Mandi Kujawa’s storytelling has brightened and challenged young and old minds alike across the Bow Valley. She uses her rousing talents with music and speech as a way to inspire and entertain, but also to confront tense subject matters such as suicide directly, and in a profound way. Part of that has to do with having been affected by suicide herself, and raising a daughter.
“I just want to make it so there’s more of a conversation around
suicide,” Kujawa said. “A really close friend of mine committed suicide and that was a real shock, I just had no idea.
“It just had a huge effect on me and part of that was wrestling with the fact I should have known what to say or do to keep him alive. I think a lot of people have a picture of ‘who dies by suicide’ and he just didn’t fit that profile of what people would imagine.”

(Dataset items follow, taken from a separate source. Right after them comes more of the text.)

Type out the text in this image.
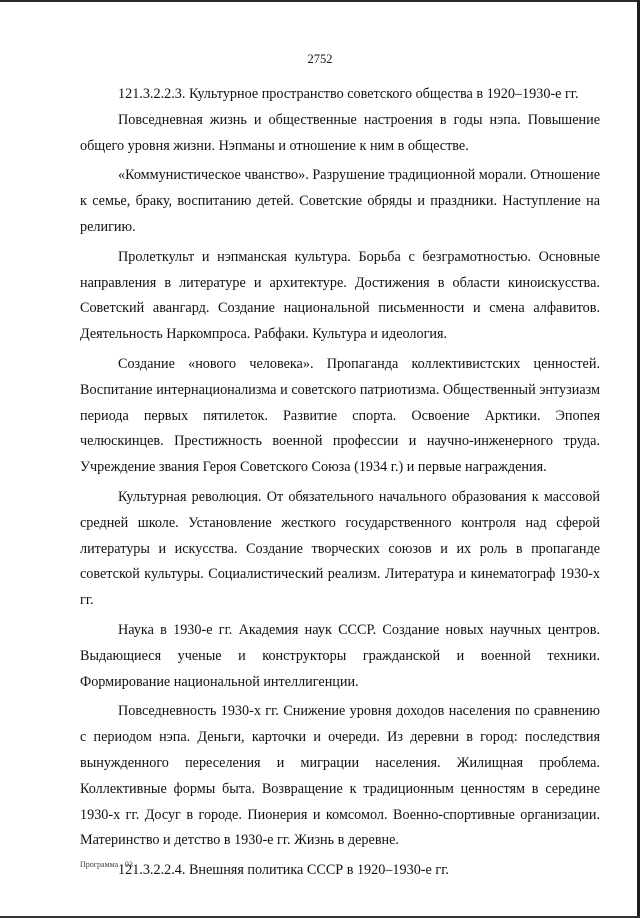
2752

121.3.2.2.3. Культурное пространство советского общества в 1920–1930-е гг.

Повседневная жизнь и общественные настроения в годы нэпа. Повышение общего уровня жизни. Нэпманы и отношение к ним в обществе.

«Коммунистическое чванство». Разрушение традиционной морали. Отношение к семье, браку, воспитанию детей. Советские обряды и праздники. Наступление на религию.

Пролеткульт и нэпманская культура. Борьба с безграмотностью. Основные направления в литературе и архитектуре. Достижения в области киноискусства. Советский авангард. Создание национальной письменности и смена алфавитов. Деятельность Наркомпроса. Рабфаки. Культура и идеология.

Создание «нового человека». Пропаганда коллективистских ценностей. Воспитание интернационализма и советского патриотизма. Общественный энтузиазм периода первых пятилеток. Развитие спорта. Освоение Арктики. Эпопея челюскинцев. Престижность военной профессии и научно-инженерного труда. Учреждение звания Героя Советского Союза (1934 г.) и первые награждения.

Культурная революция. От обязательного начального образования к массовой средней школе. Установление жесткого государственного контроля над сферой литературы и искусства. Создание творческих союзов и их роль в пропаганде советской культуры. Социалистический реализм. Литература и кинематограф 1930-х гг.

Наука в 1930-е гг. Академия наук СССР. Создание новых научных центров. Выдающиеся ученые и конструкторы гражданской и военной техники. Формирование национальной интеллигенции.

Повседневность 1930-х гг. Снижение уровня доходов населения по сравнению с периодом нэпа. Деньги, карточки и очереди. Из деревни в город: последствия вынужденного переселения и миграции населения. Жилищная проблема. Коллективные формы быта. Возвращение к традиционным ценностям в середине 1930-х гг. Досуг в городе. Пионерия и комсомол. Военно-спортивные организации. Материнство и детство в 1930-е гг. Жизнь в деревне.

121.3.2.2.4. Внешняя политика СССР в 1920–1930-е гг.

Программа - 03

She has done suicide prevention storytelling, in conjunction with Family and Community Support Services and Alberta health, over the past six years at high schools in the area. She says it gets the students talking more and helps make the grey subject area less taboo.
Having lived in Banff for almost 30 years, Kujawa has worked extensively with children in the daycare, elementary school and after school programs. And now at Banff Public Library, Kujawa is passionate about connecting people through books and illustrators.
“It’s exciting to share books with a group of kids and to see how it unites and maybe gets them thinking a bit differently and to imagine the world differently,” she said.